Is your feature request related to a problem? Please describe. In the router, it is possible to disable/enable introspection resolution by using the config property supergraph.introspection.enabled:true. In our case, we would like to control introspection on a per request basis. For example we would like to only allow introspection for internal requests / users. If we detect a request is external, we would like to disable introspection for the request.

Describe the solution you'd like A few approaches come to mind:

• provide an introspection hook where we can run logic to gate introspection, the hook would have for input the request and context and would return a boolean
• use a request context property say allowIntrospection:true|false set by user plugins that act as a marker to toggle introspection.

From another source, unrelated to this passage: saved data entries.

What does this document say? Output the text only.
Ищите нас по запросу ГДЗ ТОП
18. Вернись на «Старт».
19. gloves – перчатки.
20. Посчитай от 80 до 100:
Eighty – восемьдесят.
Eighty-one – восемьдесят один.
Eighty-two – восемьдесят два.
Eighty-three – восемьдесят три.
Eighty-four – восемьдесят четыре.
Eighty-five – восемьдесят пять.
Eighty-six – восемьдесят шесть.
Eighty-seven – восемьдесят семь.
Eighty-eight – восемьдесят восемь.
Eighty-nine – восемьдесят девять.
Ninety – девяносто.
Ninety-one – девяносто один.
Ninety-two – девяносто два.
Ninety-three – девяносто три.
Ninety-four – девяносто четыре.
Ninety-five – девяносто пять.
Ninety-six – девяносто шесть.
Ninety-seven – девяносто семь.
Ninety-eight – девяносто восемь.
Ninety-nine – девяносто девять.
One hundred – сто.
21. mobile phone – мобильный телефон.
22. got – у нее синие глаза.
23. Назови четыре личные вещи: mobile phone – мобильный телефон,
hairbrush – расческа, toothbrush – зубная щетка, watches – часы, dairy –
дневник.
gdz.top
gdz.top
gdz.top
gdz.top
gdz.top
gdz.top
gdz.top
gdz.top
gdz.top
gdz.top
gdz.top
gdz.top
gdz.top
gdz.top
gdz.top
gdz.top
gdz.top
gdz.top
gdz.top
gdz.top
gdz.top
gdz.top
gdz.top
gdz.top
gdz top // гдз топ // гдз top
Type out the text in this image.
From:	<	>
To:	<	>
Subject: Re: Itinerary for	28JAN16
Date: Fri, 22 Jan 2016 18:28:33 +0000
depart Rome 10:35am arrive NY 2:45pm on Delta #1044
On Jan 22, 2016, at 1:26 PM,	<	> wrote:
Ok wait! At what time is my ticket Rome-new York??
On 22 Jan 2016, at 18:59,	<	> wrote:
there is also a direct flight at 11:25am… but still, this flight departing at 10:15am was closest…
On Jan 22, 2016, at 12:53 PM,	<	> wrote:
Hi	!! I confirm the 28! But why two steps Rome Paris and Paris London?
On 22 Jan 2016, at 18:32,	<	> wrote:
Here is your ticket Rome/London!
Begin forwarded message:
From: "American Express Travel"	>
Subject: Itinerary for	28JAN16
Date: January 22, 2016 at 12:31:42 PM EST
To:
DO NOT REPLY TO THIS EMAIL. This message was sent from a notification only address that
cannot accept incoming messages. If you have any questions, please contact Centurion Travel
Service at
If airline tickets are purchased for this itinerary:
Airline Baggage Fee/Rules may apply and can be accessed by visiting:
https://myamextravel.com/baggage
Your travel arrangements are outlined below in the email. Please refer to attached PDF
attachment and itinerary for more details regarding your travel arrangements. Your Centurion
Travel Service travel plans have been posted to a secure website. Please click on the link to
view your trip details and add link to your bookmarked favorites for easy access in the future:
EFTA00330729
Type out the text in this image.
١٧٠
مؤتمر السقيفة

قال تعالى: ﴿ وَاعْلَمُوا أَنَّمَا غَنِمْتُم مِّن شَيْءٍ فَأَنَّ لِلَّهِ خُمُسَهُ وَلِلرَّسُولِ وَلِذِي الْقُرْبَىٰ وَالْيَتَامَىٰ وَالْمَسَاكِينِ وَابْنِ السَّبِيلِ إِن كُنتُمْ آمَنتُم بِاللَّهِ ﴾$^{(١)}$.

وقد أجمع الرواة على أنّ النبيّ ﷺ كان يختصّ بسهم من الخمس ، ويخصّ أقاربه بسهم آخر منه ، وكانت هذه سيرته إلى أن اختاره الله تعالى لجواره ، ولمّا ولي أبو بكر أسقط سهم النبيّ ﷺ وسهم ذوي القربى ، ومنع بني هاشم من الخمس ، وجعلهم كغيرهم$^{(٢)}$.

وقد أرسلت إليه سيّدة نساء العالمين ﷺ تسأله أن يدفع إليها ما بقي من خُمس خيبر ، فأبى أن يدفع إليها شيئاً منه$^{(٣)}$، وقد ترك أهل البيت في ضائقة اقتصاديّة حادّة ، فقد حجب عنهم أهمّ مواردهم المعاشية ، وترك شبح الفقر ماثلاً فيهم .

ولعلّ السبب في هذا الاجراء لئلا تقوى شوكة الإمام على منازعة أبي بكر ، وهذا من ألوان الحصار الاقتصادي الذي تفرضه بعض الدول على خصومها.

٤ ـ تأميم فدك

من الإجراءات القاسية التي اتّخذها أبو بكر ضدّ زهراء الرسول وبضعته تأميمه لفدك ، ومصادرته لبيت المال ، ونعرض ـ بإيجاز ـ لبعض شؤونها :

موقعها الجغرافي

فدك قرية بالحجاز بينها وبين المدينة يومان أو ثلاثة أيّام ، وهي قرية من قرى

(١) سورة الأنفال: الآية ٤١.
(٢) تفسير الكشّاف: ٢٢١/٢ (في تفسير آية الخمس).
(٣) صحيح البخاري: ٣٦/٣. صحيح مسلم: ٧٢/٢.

The property would have to be set either at router_service or supergraph_service since the router executes introspection fields before calling execution_service.

Describe alternatives you've considered As a workaround, we implemented a supergraph_service plugin that performs the internal/external check per request. The problem is it also needs to parse the query again to find out whether it contains introspection fields and perform the deny/allow that the router already performs further down the chain. This is suboptimal performance wise and also logic wise since introspection detection logic is duplicated in user and router code.

[BrynCooke]

Typically we don't recommend enabling introspection outside of dev. If you're a managed federation user then you can rover to fetch a graph schema even when introspection is disabled: https://www.apollographql.com/docs/rover/commands/graphs#graph-fetch

Would using rover be an option for you?

[BrynCooke]

We plan to stabilize apollo-rs first quarter of next year. When this happens it will be easy for users to create a plugin that does the above.